Thanks to spending his own child-and-young-adulthood with the abusive Daddy Frank, Brody immediately recognises the signs of similar trauma in Kit. At seventeen, Brody was rescued by trail boss Quint McKay, who showed him care and kindness and taught him that there is good in the world; now Brody decides it’s time for him to pay it forward, and that he’ll do whatever it takes to help Kit.
The Wrangler and the Orphan is well written, with some lovely descriptive prose, a strong element of found-family, and well-realised moments of insight and emotion that tug at the heartstrings – but the romance is problematic. The age-gap isn’t the issue; I don’t think Brody’s age is stated, but I got the impression he’s late twenties – the trouble is that Kit reads so much younger than nineteen and for over half the book, Brody treats him more like a child than an adult. (He calls him “youngling” half the time, which Kit says he likes, but it made me uncomfortable.) As a result, their relationship is completely unbalanced; Kit is emotionally immature, he looks to Brody for just about everything and is still learning to think for himself by the time the novel ends. His feelings for Brody read more like hero worship than love, and I honestly couldn’t believe that someone so vulnerable and so traumatised, who finds it very hard to trust, would fall in love in just a matter of weeks – or that he was capable of that sort of emotional commitment. I had hoped the story would take place over a longer time-span, that maybe in the second half, we’d see Kit and Brody a few years on, with both of them having addressed their issues and ready to be in a healthy relationship, but that wasn’t the case. And Kit’s seeming so much younger, together with his vulnerability and naivéte meant that when things turned sexual in the second half, I was squicked out; his and Brody’s first sexual encounter takes place after hardly any build-up and in circumstances I found both bizarre and discomfiting.

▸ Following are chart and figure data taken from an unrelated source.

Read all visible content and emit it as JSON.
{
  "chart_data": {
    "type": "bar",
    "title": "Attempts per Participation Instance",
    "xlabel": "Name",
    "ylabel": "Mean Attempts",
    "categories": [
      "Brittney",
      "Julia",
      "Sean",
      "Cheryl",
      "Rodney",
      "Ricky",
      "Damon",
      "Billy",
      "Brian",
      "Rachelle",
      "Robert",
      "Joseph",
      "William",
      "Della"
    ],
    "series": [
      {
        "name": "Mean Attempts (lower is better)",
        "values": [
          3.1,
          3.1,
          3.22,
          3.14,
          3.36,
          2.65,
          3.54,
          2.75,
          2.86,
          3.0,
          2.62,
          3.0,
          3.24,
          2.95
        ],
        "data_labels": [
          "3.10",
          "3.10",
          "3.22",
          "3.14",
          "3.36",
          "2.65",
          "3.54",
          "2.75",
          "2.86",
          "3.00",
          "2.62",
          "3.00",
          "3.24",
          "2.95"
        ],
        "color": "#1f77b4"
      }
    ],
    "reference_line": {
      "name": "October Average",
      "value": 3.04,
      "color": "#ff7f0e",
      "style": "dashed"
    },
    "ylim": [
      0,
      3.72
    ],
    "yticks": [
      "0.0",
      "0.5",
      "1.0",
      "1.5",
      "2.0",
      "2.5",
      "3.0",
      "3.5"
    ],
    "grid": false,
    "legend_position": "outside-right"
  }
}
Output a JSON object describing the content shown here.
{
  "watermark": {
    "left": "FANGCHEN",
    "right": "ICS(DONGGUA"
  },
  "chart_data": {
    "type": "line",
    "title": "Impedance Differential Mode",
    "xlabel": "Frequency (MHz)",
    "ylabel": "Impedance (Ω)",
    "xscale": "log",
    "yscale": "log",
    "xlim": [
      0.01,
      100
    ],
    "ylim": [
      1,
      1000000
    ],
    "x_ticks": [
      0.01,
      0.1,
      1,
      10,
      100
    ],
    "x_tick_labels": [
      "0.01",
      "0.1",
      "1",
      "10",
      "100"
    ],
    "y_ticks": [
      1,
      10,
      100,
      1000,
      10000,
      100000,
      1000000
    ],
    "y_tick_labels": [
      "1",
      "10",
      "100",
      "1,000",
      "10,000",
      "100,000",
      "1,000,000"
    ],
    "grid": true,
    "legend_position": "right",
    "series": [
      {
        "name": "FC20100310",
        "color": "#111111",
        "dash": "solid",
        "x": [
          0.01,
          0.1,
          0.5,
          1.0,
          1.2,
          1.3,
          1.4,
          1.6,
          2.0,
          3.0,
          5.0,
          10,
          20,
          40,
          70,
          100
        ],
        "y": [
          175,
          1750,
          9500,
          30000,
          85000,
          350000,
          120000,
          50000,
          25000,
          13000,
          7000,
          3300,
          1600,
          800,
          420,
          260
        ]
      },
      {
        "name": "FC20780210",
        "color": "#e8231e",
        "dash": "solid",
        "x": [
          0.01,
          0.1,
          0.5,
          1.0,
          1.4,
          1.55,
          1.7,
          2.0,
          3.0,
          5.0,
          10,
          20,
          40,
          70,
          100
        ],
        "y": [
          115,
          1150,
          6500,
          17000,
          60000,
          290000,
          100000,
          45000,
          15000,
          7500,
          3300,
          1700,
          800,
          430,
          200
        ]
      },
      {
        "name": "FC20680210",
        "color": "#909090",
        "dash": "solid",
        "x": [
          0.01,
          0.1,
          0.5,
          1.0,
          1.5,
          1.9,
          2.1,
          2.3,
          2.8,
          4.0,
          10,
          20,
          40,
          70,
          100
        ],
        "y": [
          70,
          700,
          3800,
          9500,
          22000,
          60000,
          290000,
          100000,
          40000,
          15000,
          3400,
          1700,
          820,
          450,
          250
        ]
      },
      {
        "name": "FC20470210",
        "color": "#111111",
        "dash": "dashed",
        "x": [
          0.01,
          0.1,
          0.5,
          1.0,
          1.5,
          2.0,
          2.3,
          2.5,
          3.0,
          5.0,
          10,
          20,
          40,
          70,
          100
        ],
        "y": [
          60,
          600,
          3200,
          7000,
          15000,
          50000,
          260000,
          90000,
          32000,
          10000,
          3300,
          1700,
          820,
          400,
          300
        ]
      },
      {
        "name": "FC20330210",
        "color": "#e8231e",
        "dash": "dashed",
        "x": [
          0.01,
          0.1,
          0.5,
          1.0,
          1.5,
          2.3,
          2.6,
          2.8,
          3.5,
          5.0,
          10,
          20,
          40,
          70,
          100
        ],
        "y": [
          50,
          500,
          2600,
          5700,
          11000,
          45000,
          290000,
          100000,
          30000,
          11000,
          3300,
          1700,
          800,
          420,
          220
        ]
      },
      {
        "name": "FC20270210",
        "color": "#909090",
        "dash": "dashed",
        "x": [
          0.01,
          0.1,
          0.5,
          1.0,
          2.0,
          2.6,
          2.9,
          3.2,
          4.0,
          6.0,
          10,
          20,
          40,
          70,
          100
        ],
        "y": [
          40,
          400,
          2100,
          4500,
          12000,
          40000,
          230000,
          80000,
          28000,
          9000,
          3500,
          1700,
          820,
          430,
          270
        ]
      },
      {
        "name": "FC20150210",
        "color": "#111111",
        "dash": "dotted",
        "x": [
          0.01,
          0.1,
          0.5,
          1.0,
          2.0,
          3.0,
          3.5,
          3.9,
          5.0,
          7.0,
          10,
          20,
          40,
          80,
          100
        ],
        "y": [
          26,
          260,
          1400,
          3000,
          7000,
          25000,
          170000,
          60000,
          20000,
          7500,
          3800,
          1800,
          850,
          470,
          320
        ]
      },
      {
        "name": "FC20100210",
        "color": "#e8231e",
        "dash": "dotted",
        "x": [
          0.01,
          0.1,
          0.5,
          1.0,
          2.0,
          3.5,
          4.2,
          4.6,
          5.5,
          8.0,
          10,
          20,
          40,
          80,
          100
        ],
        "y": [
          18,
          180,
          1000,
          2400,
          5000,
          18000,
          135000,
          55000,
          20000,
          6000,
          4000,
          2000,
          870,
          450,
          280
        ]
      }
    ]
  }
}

Brody is nicely drawn; he’s quiet, thoughtful and insightful, and the patience borne of his lifelong experience with horses makes him perfectly poised to help Kit, who is often likened to a skittish, wounded animal. Kit is less well-defined though; he’s young and has experienced little outside of Katie’s neglect and abuse, so he’s something of a blank space. I did like watching him slowly learning to fit in and become part of the ranch community and his slowly growing confidence.

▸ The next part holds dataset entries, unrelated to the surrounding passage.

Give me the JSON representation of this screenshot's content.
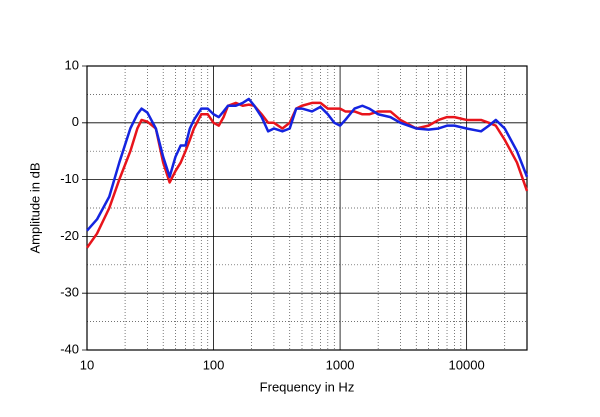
{
  "chart_data": {
    "type": "line",
    "xlabel": "Frequency in Hz",
    "ylabel": "Amplitude in dB",
    "xscale": "log",
    "grid": true,
    "xlim": [
      10,
      30000
    ],
    "ylim": [
      -40,
      10
    ],
    "xticks": [
      10,
      100,
      1000,
      10000
    ],
    "yticks": [
      10,
      0,
      -10,
      -20,
      -30,
      -40
    ],
    "x": [
      10,
      12,
      15,
      18,
      22,
      25,
      27,
      30,
      35,
      40,
      45,
      50,
      55,
      60,
      65,
      70,
      80,
      90,
      100,
      110,
      120,
      130,
      150,
      170,
      190,
      210,
      240,
      270,
      300,
      350,
      400,
      450,
      500,
      600,
      700,
      800,
      900,
      1000,
      1100,
      1300,
      1500,
      1700,
      2000,
      2500,
      3000,
      4000,
      5000,
      6000,
      7000,
      8000,
      10000,
      13000,
      15000,
      17000,
      20000,
      25000,
      30000
    ],
    "series": [
      {
        "color": "#e8141b",
        "values": [
          -22,
          -19.5,
          -15,
          -10,
          -5,
          -1,
          0.5,
          0.2,
          -1,
          -7,
          -10.5,
          -8.5,
          -7,
          -5,
          -3,
          -1,
          1.5,
          1.5,
          0,
          -0.5,
          1,
          3,
          3.5,
          3,
          3.2,
          3,
          1.5,
          0,
          0,
          -1,
          0,
          2.5,
          3,
          3.5,
          3.5,
          2.5,
          2.5,
          2.5,
          2,
          2,
          1.5,
          1.5,
          2,
          2,
          0.5,
          -1,
          -0.5,
          0.5,
          1,
          1,
          0.5,
          0.5,
          0,
          -0.5,
          -3,
          -7,
          -12
        ]
      },
      {
        "color": "#1424e0",
        "values": [
          -19,
          -17,
          -13,
          -7,
          -1,
          1.5,
          2.5,
          1.8,
          -1,
          -6,
          -9.5,
          -6,
          -4,
          -4,
          -1,
          0.5,
          2.5,
          2.5,
          1.5,
          1,
          2,
          3,
          3,
          3.5,
          4.2,
          3,
          1,
          -1.5,
          -1,
          -1.5,
          -1,
          2.5,
          2.5,
          2,
          2.8,
          1.5,
          0,
          -0.5,
          0.5,
          2.5,
          3,
          2.5,
          1.5,
          1,
          0,
          -1,
          -1.2,
          -1,
          -0.5,
          -0.5,
          -1,
          -1.5,
          -0.5,
          0.5,
          -1,
          -5,
          -9.5
        ]
      }
    ]
  }
}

Brody’s past means he knows exactly what Kit has gone through and how he’s likely to react to certain things in the present, so he makes sure to avoid rocking the boat, and his behaviour and ability to remain on an even keel is admirable. But it’s clear that he’s never really dealt with his own trauma (has nobody at the ranch heard of therapy?!), his coping mechanisms are pretty unhealthy and he seems unwilling to attempt to find better ones or actually work through his issues. He helps Kit to deal with his trauma, but we’re never shown Brody telling Kit about what happened to him or making the attempt to deal with it, which is another thing that makes the novel feel unbalanced. The fact that neither Eddie nor Katie gets any sort of comeuppance also left me feeling dissatisfied.

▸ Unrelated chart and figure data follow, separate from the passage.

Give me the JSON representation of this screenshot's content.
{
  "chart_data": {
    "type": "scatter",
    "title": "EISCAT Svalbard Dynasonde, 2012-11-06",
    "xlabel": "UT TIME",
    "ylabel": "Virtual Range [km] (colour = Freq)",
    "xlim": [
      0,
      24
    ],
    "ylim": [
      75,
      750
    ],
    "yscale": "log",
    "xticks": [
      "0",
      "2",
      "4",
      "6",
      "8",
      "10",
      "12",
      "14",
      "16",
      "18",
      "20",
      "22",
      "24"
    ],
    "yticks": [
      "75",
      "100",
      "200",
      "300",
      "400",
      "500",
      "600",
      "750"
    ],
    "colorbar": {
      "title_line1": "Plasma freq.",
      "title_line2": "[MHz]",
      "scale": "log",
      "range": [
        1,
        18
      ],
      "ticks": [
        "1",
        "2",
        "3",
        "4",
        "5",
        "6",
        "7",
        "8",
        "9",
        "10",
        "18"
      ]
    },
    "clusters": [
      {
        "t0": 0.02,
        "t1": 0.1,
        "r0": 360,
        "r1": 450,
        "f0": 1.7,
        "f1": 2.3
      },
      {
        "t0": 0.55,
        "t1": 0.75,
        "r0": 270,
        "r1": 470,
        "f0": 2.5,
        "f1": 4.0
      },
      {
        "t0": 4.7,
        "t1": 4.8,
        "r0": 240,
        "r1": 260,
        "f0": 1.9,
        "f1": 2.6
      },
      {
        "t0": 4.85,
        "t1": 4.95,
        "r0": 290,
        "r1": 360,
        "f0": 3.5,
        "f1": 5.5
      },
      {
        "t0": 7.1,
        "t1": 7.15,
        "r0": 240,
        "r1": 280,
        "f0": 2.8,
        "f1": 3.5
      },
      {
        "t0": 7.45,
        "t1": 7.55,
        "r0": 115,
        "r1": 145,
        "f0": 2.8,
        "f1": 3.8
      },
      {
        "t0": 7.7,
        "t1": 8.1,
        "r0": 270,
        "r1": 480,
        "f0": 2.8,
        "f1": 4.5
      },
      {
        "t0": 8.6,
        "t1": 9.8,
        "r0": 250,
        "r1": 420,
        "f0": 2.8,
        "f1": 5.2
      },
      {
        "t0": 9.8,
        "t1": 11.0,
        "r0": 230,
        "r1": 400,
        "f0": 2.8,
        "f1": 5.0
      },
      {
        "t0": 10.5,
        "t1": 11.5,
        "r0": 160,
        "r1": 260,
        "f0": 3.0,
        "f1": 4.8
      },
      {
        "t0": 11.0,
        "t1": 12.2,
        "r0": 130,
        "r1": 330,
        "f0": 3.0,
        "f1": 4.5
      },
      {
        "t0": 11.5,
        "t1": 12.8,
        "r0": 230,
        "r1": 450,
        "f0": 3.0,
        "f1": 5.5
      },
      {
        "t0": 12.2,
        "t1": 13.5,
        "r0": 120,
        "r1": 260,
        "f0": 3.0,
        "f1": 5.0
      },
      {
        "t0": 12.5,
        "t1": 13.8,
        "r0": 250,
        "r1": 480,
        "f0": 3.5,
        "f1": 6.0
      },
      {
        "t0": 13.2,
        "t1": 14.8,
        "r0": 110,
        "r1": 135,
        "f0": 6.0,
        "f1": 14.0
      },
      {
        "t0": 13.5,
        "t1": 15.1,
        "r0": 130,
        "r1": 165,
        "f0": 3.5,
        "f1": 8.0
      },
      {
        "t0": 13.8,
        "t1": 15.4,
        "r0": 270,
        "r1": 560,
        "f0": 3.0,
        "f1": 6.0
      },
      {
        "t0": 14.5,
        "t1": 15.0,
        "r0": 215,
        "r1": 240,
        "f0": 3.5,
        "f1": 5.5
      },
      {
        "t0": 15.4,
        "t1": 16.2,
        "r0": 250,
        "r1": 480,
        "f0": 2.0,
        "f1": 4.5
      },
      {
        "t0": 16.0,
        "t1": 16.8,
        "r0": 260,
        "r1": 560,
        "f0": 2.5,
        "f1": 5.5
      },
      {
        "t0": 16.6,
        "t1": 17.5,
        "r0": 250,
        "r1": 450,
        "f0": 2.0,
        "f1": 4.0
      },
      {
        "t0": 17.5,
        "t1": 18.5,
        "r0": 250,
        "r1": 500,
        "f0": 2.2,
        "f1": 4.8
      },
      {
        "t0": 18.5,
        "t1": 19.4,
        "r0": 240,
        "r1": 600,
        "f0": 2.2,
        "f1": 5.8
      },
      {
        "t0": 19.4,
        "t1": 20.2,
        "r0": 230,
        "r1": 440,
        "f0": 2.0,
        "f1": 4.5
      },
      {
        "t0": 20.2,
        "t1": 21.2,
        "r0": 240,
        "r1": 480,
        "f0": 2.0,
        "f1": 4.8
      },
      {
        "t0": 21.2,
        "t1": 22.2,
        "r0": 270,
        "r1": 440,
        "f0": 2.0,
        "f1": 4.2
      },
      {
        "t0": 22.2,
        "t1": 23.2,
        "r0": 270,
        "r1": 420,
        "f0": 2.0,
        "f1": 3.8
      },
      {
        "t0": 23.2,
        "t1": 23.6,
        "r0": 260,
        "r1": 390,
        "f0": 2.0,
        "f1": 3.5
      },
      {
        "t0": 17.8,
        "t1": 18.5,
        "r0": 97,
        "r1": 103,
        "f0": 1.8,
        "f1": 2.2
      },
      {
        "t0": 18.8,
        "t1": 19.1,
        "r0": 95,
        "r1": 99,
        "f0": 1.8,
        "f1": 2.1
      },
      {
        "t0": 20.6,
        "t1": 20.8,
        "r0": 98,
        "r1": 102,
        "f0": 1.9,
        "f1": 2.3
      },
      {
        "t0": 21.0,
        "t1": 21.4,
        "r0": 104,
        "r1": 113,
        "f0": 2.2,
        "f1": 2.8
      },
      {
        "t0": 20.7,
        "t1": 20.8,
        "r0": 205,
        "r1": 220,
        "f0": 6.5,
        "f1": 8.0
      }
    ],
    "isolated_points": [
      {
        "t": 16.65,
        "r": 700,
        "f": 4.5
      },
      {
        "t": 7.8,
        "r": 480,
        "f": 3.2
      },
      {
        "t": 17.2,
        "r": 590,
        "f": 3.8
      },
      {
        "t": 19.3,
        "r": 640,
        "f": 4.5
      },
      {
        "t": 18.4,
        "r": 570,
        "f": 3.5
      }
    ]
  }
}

I get the impression from the handful of reviews I’ve read that the other books in the Farthingdale Ranch series have worked better as romances and The Wrangler and the Orphan is something of an outlier. I’ve enjoyed other books by Jackie North, so while I can’t recommend this one, I’m chalking my disappointment up to experience and will try something else of hers in the not too distant future.